Después miro más allá de Albariah y mis ojos tropiezan con el espacio infinito, con todos sus astros luminosos y sus planetas y soles y lunas regidos por una ley suprema y sometida a una voluntad superior y eterna. Miro y contemplo todos esos objetos y mundos detrás de los cristales de mi ventana y entonces me olvido de los veinticinco años y de todos los siglos que los han precedido y de todos los que vendrán.

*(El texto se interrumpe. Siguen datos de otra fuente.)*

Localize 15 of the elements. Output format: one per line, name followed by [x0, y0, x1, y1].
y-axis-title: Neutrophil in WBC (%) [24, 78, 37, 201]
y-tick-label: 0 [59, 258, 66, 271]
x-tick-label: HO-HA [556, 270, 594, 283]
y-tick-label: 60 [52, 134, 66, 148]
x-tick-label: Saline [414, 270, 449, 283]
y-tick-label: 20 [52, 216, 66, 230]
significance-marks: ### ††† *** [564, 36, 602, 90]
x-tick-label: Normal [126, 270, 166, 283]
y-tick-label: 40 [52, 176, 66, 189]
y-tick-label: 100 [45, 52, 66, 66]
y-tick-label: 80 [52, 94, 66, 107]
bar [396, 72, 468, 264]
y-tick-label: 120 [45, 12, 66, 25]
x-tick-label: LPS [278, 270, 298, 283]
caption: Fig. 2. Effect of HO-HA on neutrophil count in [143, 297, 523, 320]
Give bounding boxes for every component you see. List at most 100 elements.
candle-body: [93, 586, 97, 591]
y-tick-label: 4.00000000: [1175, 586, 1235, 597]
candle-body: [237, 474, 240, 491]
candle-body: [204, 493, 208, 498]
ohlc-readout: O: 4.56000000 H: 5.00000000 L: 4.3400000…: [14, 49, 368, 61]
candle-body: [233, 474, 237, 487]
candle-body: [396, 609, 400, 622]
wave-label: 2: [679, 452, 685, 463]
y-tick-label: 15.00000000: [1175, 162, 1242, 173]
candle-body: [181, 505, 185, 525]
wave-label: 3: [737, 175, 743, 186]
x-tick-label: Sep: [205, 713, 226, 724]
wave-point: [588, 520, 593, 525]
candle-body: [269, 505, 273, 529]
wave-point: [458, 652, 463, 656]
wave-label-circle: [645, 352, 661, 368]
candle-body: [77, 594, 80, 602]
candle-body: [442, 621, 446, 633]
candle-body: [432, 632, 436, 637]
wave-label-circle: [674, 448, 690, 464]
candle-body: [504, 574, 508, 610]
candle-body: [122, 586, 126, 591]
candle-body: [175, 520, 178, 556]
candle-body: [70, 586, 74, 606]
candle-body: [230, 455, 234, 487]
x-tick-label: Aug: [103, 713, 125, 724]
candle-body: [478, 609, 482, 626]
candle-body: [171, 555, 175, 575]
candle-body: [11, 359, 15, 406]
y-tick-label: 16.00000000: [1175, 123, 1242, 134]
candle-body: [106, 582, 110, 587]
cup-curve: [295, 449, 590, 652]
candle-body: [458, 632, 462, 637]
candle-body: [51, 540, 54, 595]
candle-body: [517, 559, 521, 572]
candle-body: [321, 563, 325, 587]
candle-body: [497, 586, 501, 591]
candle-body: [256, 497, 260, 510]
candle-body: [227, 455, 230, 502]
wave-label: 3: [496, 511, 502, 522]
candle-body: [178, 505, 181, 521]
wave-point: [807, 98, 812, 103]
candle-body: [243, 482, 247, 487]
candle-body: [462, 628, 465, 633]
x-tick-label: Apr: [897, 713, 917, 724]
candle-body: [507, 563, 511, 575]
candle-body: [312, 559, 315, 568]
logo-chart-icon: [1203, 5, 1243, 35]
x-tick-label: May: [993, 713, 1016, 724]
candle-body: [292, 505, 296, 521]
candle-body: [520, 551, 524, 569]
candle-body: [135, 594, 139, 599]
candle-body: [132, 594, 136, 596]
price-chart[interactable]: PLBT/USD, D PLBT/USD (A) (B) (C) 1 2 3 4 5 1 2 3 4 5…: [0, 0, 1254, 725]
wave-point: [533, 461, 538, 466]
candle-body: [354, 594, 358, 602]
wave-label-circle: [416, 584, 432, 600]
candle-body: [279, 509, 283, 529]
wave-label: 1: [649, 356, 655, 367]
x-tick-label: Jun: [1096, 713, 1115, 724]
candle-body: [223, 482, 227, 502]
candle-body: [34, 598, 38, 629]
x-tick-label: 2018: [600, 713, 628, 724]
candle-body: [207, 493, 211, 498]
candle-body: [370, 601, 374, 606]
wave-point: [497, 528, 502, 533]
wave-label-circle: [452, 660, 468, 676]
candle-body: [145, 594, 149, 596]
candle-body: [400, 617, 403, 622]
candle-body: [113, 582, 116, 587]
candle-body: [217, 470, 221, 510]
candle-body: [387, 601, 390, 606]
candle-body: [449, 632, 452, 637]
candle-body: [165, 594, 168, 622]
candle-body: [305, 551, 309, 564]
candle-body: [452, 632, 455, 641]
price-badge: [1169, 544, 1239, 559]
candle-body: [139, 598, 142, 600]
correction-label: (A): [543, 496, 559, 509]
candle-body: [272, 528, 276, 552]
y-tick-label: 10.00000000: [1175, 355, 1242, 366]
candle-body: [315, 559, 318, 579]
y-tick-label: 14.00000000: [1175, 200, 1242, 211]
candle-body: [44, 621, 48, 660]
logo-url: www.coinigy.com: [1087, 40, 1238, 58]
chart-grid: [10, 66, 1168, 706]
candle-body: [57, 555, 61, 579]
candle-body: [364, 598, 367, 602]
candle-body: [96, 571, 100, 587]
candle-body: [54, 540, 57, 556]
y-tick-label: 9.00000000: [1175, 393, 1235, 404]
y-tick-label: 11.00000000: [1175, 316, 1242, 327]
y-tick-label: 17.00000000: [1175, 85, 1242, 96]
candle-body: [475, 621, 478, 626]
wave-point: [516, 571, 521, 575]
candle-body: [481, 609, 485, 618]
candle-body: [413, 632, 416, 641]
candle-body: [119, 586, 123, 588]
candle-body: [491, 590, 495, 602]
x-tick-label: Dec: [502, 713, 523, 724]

Y entonces mi ser paréceme una partícula del suspiro de un niño perdido en un vacio infinito y de insondable profundidad; pero siento en el movimiento de aquel átomo -esta alma- esta esencia que llamo "YO"; siento sus movimientos y sus baraúndas; la veo alzar sus alas hacia el cielo y extender sus manos a todas panes; se estremece en el día, de cada año, que de la nada trajo a este mundo. Y con una voz que se levanta de su santidad, exclama: "Salam,'' vida mía; salam ilusiones; ¡salam oh día que sumerges en tu luz la oscuridad de la tierra!; ¡salam, oh noche, que con tu oscuridad manifiestas la luz del cielo!; salam, primavera que rejuveneces la decrepitud de la tierra; verano que promulgas la gloria del sol; otoño que tronchas las flores y disminuyes la actividad de los campos; invierno que enervas el vigor de la madre naturaleza. Salam años que re­veláis lo que el tiempo ha escondido; siglos que rectificáis lo que las edades han vicia­do!; ¡salam, oh tiempo que nos conduces hacia la perfección!; ¡salam, oh espíritu que guías la vida y que estás oculto tras el manto solar!

¡Y tu, corazón mío!, ¡salam!; ¡porque con el salam puedes exhortar y cantar no obs­tante hallarte sumergido en lágrimas!; salam labios míos, porque vosotros pronunciáis el salam en el momento de gustar la amargura.